Bovine tuberculosis (bTB) is usually diagnosed in vivo and ex vivo on the basis of delayed hypersensitivity reactions with a complex pool of antigens named bovine tuberculin (PPDB). The IFN-γ release assay (IGRA) for bTB is a blood-based assay that improves detection of infected cattle at early stages that escape skin testing. Improvements to IFN-γ testing with specific proteins have been performed to increase sensitivity. DosR regulon-related antigens are well known mycobacterial proteins expressed during the non-replicative phases of infection, this has been useful to improve the diagnosis of subclinical forms of TB in suspected individuals. Transcripts of DosR genes mb2054c, mb2057c, and mb2660c have been identified by our group in lymph nodes of IFN-γ test negative cattle. This led us to hypothesize that DosR-related proteins may potentiate the IFN-γ response to PPDB in animals with a false negative IFN-γ test, making evident subclinical infection. Three hundred animals were evaluated by means of IGRA and post-mortem microbiological analysis of tissue samples to validate M. bovis infection. We found that 176 out of 300 animals showed an overall increased OD in complemented IGRA with two purified protein cocktails in comparison to PPDB alone, and were scrutinized for a subclinical infection; thirty percent when PPDB was supplemented with a cocktail of four DosR antigens, and 70% when PPDB was supplemented with a cocktail of six antigens (four DosR and two RD1 antigens). Forty five animals showed a substantial IFN-γ overproduction but remained negative, and 40 animals changed the result to a positive test. Only 18 out of 176 IFN-γ high producing animals were also positive to M. bovis isolation. Fifty seven animals with no visible lesions at slaughter and with a negative IGRA test result contained M. bovis DNA in tissue samples. In conclusion, Mb1762c, Mb2054c, Mb2057c, and Mb2660c have the potential to increase sensitivity of the IFN-γ in vitro test for bTB diagnosis when supplemented to PPDB.

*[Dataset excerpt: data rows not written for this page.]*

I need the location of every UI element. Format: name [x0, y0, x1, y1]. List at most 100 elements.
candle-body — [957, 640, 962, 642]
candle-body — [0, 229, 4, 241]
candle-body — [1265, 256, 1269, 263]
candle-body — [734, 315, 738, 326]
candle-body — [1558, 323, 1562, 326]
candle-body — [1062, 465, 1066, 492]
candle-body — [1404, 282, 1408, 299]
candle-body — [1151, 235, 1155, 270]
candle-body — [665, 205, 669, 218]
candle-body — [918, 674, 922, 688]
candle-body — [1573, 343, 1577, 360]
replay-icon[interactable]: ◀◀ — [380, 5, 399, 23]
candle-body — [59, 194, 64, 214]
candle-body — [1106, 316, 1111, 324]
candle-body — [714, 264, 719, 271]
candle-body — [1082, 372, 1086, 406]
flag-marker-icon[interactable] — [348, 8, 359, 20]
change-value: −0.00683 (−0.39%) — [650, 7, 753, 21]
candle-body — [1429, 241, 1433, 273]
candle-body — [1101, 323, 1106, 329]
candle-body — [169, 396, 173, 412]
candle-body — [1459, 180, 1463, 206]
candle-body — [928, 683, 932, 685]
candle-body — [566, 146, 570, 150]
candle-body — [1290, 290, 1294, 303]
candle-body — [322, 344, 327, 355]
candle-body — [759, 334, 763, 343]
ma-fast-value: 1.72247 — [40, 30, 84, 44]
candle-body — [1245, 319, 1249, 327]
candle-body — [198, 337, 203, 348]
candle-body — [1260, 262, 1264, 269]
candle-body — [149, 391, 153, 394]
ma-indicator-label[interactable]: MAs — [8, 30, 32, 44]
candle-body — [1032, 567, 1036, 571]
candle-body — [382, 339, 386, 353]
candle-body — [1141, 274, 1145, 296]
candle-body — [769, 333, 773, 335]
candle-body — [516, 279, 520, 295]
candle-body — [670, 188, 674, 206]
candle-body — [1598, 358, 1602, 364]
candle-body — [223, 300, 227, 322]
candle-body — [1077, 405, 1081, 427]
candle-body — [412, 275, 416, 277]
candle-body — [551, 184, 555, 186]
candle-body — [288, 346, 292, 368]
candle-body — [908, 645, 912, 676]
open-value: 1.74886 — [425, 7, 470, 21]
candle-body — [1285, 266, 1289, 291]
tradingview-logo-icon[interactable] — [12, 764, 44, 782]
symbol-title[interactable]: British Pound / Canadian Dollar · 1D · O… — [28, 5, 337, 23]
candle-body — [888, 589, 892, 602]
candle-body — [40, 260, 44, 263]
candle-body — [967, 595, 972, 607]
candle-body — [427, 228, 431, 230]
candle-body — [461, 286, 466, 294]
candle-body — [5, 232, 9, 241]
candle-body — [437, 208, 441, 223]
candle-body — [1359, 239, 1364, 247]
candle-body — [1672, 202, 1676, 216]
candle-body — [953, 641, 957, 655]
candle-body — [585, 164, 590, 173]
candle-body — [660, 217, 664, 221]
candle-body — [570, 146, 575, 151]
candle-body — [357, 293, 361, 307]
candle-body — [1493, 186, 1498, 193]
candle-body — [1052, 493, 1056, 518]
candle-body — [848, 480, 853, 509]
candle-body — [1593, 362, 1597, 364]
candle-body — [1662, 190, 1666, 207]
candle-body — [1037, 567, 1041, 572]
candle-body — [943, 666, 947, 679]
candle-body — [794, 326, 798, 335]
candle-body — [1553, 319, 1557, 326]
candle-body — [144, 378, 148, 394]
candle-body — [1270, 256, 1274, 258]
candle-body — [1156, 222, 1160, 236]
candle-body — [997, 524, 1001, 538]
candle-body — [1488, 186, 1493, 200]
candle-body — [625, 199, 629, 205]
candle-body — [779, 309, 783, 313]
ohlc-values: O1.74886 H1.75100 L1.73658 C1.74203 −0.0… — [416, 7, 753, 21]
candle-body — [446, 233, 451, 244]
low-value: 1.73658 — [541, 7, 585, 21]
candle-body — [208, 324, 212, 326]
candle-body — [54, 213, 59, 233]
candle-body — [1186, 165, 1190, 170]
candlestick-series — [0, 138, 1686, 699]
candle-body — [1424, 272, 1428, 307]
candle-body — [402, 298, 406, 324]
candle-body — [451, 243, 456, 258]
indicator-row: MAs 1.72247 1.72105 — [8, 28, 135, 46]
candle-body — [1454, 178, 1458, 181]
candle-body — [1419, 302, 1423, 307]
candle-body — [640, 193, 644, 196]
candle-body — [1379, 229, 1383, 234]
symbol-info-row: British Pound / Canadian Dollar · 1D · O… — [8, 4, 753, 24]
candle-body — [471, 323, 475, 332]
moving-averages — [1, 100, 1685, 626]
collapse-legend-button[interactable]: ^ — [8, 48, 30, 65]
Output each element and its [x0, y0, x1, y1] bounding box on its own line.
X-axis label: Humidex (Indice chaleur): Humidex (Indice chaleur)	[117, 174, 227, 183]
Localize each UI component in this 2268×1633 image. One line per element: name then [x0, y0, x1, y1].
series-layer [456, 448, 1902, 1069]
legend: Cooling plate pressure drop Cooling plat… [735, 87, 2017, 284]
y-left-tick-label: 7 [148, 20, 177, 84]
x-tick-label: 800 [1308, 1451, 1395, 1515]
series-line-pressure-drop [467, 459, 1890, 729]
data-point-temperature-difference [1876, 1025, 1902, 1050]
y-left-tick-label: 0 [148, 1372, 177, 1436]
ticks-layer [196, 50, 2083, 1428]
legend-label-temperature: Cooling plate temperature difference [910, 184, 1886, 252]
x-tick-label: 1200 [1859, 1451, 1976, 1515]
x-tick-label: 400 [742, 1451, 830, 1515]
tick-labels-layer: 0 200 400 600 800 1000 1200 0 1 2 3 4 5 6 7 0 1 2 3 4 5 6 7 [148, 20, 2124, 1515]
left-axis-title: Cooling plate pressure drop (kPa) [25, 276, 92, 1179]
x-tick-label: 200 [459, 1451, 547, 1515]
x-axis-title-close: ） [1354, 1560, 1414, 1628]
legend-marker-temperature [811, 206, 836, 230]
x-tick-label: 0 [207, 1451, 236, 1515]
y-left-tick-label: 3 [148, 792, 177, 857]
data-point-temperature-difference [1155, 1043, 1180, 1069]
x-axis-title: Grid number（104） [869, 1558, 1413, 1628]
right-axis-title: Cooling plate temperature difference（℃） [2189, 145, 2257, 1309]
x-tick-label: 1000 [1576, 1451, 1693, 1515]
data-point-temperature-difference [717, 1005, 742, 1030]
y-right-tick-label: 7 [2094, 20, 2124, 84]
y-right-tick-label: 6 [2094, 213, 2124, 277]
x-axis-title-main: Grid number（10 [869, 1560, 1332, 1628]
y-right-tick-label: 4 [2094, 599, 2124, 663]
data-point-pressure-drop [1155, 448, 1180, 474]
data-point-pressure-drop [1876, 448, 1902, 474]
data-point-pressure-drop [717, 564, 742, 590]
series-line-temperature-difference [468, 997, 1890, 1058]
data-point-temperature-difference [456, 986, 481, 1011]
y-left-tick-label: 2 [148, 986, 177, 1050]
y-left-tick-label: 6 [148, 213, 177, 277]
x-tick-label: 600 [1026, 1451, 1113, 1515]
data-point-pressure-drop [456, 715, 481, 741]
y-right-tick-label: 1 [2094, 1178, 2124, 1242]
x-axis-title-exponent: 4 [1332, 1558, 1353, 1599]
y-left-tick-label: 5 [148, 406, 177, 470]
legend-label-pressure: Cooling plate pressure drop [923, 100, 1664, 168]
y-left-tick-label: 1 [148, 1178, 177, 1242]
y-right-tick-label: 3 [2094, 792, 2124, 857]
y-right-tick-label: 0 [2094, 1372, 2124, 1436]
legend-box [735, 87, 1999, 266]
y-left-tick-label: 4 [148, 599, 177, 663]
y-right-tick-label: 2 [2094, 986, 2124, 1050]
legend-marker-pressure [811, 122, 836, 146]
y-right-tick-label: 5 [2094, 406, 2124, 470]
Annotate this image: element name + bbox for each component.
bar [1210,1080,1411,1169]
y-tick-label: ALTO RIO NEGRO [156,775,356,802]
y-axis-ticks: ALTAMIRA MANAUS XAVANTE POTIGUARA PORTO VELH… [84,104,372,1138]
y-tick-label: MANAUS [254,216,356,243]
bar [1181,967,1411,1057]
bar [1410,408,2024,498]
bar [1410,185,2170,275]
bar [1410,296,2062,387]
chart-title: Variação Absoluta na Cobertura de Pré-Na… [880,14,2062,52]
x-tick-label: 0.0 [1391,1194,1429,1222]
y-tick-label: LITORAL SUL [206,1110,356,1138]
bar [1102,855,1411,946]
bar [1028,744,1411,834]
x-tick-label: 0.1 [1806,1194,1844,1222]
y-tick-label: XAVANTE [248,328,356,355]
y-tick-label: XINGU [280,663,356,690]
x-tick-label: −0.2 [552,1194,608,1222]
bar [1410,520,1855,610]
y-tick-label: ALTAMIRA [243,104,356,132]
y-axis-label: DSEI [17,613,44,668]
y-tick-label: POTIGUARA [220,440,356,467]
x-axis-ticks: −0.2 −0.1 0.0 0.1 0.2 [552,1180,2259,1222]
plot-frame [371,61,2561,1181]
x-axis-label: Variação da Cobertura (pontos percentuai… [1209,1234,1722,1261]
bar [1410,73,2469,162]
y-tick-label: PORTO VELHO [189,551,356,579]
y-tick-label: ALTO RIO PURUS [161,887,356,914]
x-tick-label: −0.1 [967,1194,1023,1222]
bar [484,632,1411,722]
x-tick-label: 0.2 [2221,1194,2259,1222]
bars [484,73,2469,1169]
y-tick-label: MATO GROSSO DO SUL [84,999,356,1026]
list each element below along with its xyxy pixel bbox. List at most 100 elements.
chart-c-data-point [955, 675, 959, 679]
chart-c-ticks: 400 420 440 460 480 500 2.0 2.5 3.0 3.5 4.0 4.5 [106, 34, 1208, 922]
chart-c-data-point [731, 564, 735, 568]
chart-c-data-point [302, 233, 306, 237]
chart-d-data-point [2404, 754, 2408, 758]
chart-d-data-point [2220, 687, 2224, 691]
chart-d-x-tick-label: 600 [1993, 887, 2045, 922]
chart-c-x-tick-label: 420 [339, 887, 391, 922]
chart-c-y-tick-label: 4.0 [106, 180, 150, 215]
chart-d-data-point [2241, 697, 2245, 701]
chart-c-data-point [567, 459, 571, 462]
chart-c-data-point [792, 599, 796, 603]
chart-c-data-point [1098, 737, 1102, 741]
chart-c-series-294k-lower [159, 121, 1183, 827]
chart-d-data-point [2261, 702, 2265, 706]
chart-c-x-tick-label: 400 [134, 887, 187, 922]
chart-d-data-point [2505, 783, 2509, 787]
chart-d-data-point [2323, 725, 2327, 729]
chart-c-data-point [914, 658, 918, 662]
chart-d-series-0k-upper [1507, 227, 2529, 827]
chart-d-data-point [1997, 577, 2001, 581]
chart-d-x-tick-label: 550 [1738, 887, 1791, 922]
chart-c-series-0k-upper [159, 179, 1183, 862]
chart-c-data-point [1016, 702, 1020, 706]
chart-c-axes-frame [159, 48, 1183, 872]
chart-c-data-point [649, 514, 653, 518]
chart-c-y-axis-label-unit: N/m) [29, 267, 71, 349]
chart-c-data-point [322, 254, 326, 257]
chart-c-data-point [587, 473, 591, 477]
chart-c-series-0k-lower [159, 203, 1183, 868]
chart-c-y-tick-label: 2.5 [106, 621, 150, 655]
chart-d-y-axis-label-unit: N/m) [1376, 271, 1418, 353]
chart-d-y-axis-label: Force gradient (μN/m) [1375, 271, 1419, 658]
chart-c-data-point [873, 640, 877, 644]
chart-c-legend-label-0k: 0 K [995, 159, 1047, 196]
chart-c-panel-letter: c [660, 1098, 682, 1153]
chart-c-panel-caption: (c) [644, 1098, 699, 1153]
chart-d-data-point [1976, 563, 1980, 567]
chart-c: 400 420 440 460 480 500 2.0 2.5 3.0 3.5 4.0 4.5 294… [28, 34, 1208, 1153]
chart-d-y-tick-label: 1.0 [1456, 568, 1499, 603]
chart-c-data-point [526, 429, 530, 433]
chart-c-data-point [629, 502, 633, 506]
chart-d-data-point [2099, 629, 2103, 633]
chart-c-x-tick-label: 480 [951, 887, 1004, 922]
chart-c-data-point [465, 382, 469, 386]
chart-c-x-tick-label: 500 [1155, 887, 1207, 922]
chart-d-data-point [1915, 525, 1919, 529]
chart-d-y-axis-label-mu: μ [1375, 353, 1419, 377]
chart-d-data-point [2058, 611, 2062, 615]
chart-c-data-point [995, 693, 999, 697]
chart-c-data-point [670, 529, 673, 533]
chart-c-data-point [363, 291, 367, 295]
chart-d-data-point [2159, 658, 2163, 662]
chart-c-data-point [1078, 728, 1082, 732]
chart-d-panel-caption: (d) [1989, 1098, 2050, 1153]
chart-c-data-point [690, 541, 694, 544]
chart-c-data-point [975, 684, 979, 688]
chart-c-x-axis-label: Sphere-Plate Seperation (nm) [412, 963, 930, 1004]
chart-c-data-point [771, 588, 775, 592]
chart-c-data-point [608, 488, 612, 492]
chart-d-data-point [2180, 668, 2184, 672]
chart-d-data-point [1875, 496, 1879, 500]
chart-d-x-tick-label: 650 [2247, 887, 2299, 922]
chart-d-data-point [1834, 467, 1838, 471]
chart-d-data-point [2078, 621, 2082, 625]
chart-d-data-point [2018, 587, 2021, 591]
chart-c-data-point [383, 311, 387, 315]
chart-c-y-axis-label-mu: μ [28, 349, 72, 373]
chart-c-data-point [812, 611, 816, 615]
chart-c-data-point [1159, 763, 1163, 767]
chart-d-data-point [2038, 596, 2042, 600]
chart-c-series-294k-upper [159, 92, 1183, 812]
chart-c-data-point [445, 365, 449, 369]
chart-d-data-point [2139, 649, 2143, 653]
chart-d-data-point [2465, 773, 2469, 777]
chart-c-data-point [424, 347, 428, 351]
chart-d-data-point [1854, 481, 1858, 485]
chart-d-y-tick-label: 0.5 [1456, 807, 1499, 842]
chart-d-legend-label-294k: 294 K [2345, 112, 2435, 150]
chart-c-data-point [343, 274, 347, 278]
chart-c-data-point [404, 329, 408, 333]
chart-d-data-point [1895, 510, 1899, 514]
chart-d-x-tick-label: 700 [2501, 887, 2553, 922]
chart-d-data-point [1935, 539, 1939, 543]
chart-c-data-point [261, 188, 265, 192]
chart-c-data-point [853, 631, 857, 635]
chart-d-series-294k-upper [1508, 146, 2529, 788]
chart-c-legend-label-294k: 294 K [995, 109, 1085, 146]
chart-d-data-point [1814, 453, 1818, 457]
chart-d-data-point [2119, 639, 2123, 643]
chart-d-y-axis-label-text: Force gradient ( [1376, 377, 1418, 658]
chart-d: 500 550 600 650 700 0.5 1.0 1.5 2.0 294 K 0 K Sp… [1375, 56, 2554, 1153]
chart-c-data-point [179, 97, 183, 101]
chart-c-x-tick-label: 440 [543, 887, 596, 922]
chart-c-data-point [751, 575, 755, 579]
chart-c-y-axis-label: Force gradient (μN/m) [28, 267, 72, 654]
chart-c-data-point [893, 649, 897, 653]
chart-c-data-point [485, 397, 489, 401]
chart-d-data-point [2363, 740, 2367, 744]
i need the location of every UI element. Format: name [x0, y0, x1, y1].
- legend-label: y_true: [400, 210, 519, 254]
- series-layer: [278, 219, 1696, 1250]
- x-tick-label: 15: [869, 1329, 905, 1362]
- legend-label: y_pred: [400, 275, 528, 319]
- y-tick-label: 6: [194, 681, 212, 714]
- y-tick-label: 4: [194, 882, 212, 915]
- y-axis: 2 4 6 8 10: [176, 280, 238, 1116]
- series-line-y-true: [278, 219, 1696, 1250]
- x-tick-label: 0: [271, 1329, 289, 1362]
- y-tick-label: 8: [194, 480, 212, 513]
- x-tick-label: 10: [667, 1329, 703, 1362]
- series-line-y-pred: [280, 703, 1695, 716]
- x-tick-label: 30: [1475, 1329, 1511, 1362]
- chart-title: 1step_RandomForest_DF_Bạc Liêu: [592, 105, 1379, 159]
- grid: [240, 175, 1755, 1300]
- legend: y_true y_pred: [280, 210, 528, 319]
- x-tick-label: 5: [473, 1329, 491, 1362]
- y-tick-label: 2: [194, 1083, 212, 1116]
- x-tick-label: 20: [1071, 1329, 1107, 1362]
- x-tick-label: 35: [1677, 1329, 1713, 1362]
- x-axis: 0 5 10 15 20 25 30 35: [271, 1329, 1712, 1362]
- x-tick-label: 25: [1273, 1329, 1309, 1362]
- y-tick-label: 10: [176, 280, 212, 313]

牛结核病(bTB)通常基于对一组名为牛结核菌素(PPDB)的复合抗原的迟发型超敏反应,在体内和体外进行诊断。用于bTB的γ-干扰素释放试验(IGRA)是一种基于血液的检测方法,可提高对早期逃避皮肤检测的感染牛的检测能力。已对使用特定蛋白质的γ-干扰素检测进行改进以提高灵敏度。DosR调控子相关抗原是在感染的非复制阶段表达的众所周知的分枝杆菌蛋白,这有助于改善疑似个体中亚临床型结核病的诊断。我们的研究小组在γ-干扰素检测呈阴性的牛的淋巴结中鉴定出了DosR基因mb2054c、mb2057c和mb2660c的转录本。这使我们推测,DosR相关蛋白可能会增强γ-干扰素对PPDB的反应,从而在γ-干扰素检测呈假阴性的动物中使亚临床感染显现出来。通过IGRA和对组织样本进行死后微生物学分析对300只动物进行评估,以验证牛分枝杆菌感染。我们发现,300只动物中有176只在使用两种纯化蛋白混合物补充的IGRA中,与单独使用PPDB相比,总体光密度增加,并对其进行亚临床感染检查;当PPDB添加四种DosR抗原混合物时为30%,当PPDB添加六种抗原(四种DosR和两种RD1抗原)混合物时为70%。45只动物显示γ-干扰素大量产生但仍为阴性,40只动物的检测结果变为阳性。在176只高产生γ-干扰素的动物中,只有18只对牛分枝杆菌分离也呈阳性。57只在屠宰时无可见病变且IGRA检测结果为阴性的动物,其组织样本中含有牛分枝杆菌DNA。总之,Mb1762c、Mb2054c、Mb2057c和Mb已鉴定出DosR基因mb2054c、mb2057c和mb2660c的转录本。这使我们推测,DosR相关蛋白可能会增强γ-干扰素对PPDB的反应,从而在γ-干扰素检测呈假阴性的动物中使亚临床感染显现出来。通过IGRA和对组织样本进行死后微生物学分析对300只动物进行评估,以验证牛分枝杆菌感染。我们发现,300只动物中有176只在使用两种纯化蛋白混合物补充的IGRA中,与单独使用PPDB相比,总体光密度增加,并对其进行亚临床感染检查;当PPDB添加四种DosR抗原混合物时为30%,当PPDB添加六种抗原(四种DosR和两种RD1抗原)混合物时为70%。45只动物显示γ-干扰素大量产生但仍为阴性,40只动物的检测结果变为阳性。在176只高产生γ-干扰素的动物中,只有18只对牛分枝杆菌分离也呈阳性。57只在屠宰时无可见病变且IGRA检测结果为阴性的动物,其组织样本中含有牛分枝杆菌DNA。总之,Mb1762c、Mb2054c、Mb2057c和Mb2660c在补充到PPDB中时,有可能提高用于bTB诊断的γ-干扰素体外检测的灵敏度。 2660c在补充到PPDB中时,有可能提高用于bTB诊断的γ-干扰素体外检测的灵敏度。